We can do a plot to see how fast the error goes down as we let $h$ become small.

Here, we use the notation x:st:y to denote a range of numbers from x to y in steps of size st. So 0:-1:-10 is code for 0,-1,-2,…,-10. Similarly, 1:2:4 is code for 1,3.

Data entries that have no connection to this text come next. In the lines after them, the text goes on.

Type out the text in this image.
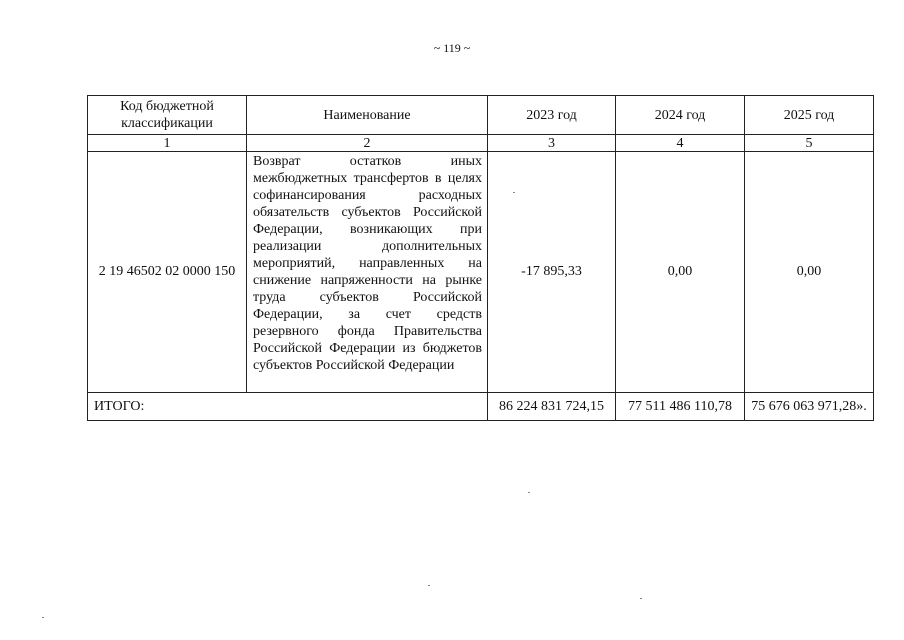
~ 119 ~
Код бюджетной классификации	Наименование	2023 год	2024 год	2025 год
1	2	3	4	5
2 19 46502 02 0000 150	Возврат остатков иных межбюджетных трансфертов в целях софинансирования расходных обязательств субъектов Российской Федерации, возникающих при реализации дополнительных мероприятий, направленных на снижение напряженности на рынке труда субъектов Российской Федерации, за счет средств резервного фонда Правительства Российской Федерации из бюджетов субъектов Российской Федерации	-17 895,33	0,00	0,00
ИТОГО:		86 224 831 724,15	77 511 486 110,78	75 676 063 971,28».
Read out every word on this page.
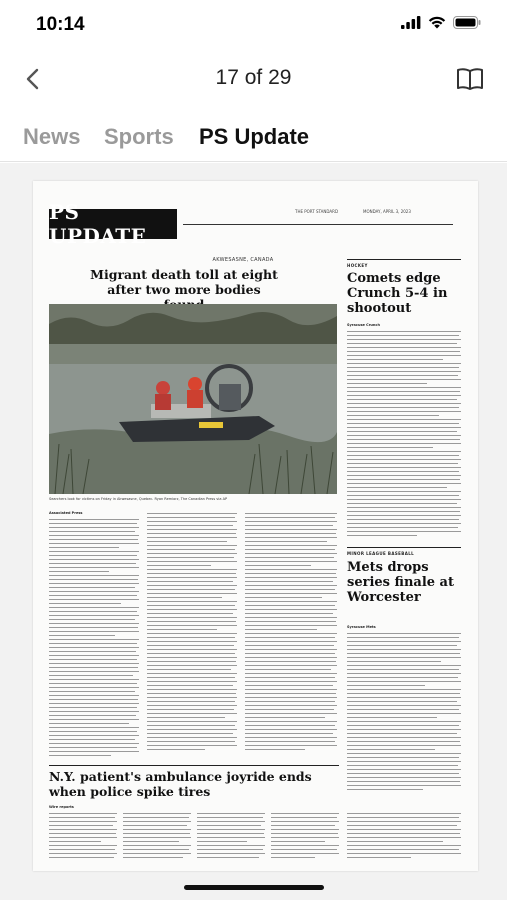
10:14
17 of 29
News Sports PS Update
PS UPDATE
THE PORT STANDARD	MONDAY, APRIL 3, 2023
AKWESASNE, CANADA
Migrant death toll at eight after two more bodies
Searchers look for victims on Friday in Akwesasne, Quebec. Ryan Remiorz, The Canadian Press via AP
Associated Press
HOCKEY
Comets edge Crunch 5-4 in shootout
Syracuse Crunch
MINOR LEAGUE BASEBALL
Mets drops series finale at Worcester
Syracuse Mets
N.Y. patient's ambulance joyride ends when police spike tires
Wire reports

We then use 10.0.^(0:-1:-10) to create vector h whose entries are 1,.1,.01,…,1E-10. The .^ syntax is used instead of ^ because, mathematically, a number raised to a vector is not defined. The .^ syntax means perform the operation entrywise.

In [121]:
h=10.0.^(0:-1:-10)

Out[121]:
11-element Array{Float64,1}:
1.0
0.1
0.01
0.001
0.0001
1.0e-5
1.0e-6
1.0e-7
1.0e-8
1.0e-9
1.0e-10

We now use PyPlot to plot the result.

In [123]:
using PyPlot

h=10.0.^(0:-1:-10)
y=abs(sin(h)./h-1)
plot(y);


The error decays too fast to interpret the plot. Instead, we use semilogy, which creates a plot whose y-axis is scalled logarithmically.

In [125]:
h=10.0.^(0:-1:-10)
y=abs(sin(h)./h-1)
semilogy(y);


So far so good, but now let's try $\exp(x)$:

In [126]:
h=0.0000000000001
(exp(h)-1)/h

Out[126]:
0.9992007221626409

The error is much higher than expected!

In [127]:
h=10.0.^(0:-1:-25)
y=abs((exp(h)-1)./h-1)
semilogy(y);


This phenomenon is caused by the effect of rounding when subtracting off two numbers that are close in magnitude, and will be investigated in a future lab.